5 パーティ結成
本日更新2回目です。
続きは明日更新予定です。
俺が感じた視線の方へと、誰何の声を投げかけると、あっさりと返事が帰って来る。
「いやー、2人とも凄かったよー。まさかあんなでっかいのを、倒しちゃうなんて」
森の入り口側から、パチパチと拍手を鳴らすのが聞こえて来る。
視線をやるとそこには2人の少女がおり、こちらへと向かい歩いて来ていた。
「ねぇ、ユキハもそう思わない?」
前に立つ少女は、首の後ろで纏めた金髪を揺らしながら、斜め後ろの少女へとそう問い掛ける。
「は、ハルカちゃん。
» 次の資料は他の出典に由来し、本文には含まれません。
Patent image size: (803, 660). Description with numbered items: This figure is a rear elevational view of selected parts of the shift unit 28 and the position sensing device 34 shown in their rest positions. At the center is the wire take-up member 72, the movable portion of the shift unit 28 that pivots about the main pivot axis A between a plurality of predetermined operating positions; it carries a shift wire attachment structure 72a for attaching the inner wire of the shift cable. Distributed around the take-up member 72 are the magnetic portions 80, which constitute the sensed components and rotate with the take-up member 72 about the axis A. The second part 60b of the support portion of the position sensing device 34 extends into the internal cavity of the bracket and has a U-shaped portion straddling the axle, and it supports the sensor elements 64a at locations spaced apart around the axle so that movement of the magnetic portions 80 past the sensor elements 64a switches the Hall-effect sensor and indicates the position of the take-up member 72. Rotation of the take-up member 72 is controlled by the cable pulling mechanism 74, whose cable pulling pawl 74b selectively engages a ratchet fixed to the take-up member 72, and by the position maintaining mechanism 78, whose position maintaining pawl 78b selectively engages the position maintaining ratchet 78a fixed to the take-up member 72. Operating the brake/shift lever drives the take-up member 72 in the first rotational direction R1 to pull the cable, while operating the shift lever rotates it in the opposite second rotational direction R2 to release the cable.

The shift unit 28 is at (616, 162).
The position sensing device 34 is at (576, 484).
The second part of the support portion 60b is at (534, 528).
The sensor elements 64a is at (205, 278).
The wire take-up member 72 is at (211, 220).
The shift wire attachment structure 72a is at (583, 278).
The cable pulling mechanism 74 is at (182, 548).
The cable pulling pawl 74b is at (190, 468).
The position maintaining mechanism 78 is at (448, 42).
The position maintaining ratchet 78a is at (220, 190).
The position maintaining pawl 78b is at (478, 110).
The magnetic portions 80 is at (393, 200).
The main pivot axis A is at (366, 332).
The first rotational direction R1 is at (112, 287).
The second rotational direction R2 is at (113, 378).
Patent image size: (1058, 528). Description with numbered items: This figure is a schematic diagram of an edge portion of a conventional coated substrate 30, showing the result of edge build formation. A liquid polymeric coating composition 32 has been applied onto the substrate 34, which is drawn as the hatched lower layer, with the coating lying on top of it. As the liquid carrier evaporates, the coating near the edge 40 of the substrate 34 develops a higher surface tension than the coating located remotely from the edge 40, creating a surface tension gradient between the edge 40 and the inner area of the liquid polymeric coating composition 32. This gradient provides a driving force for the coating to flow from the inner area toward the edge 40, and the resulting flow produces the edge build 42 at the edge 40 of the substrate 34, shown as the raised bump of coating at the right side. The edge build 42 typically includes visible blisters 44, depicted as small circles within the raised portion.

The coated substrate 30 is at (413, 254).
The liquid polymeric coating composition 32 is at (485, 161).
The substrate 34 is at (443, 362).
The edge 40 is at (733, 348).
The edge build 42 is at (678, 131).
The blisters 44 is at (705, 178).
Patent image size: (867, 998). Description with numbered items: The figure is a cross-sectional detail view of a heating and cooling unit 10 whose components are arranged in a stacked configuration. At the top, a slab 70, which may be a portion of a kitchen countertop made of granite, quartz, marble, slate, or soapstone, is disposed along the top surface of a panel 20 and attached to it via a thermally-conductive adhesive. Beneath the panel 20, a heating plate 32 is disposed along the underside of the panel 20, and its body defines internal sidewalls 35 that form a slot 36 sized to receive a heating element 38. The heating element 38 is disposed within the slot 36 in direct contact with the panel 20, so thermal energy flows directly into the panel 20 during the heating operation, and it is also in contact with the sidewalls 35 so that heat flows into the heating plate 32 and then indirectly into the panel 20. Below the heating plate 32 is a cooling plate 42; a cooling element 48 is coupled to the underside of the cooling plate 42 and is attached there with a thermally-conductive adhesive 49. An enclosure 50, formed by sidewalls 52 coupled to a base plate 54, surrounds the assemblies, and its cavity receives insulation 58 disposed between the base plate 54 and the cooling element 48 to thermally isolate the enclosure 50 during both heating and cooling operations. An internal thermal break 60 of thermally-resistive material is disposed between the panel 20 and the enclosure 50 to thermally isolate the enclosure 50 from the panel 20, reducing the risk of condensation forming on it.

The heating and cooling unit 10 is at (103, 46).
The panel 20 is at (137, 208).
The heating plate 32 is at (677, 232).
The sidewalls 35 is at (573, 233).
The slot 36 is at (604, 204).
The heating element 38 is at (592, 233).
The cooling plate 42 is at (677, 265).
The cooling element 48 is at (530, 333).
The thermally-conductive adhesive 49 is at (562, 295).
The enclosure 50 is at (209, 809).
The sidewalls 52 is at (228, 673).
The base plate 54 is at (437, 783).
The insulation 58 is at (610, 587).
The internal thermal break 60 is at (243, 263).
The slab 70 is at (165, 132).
あの人たちに失礼だよっ」
ユキハと呼ばれた長い蒼髪を持つ少女が、そう咎めるように返事をする。
「もうっ、相変わらずユキハったら、堅いんだから……」
「……なぁ、お前ら一体なんなんだ?」
放って置くと、そのままずっと2人で喋っていそうな気配があったので、俺は割り込むように言葉を投げる。
「……君たちと同じこのゲームのプレイヤーだけど?」
いや、そういう事じゃなくてだな……。
「俺が聞きたいのは、そこで何してたんだって事だ」
「ん? ああ、2人が凄い勢いで敵を倒していくから、その後をついてきただけだよー」
一応、背後には警戒を払っていたつもりだったのだが、全く気付かなかった。
横目で視線をナツメへと送り、「気付いていたか?」と尋ねてみるが、彼女もまた首を横に振るだけだった。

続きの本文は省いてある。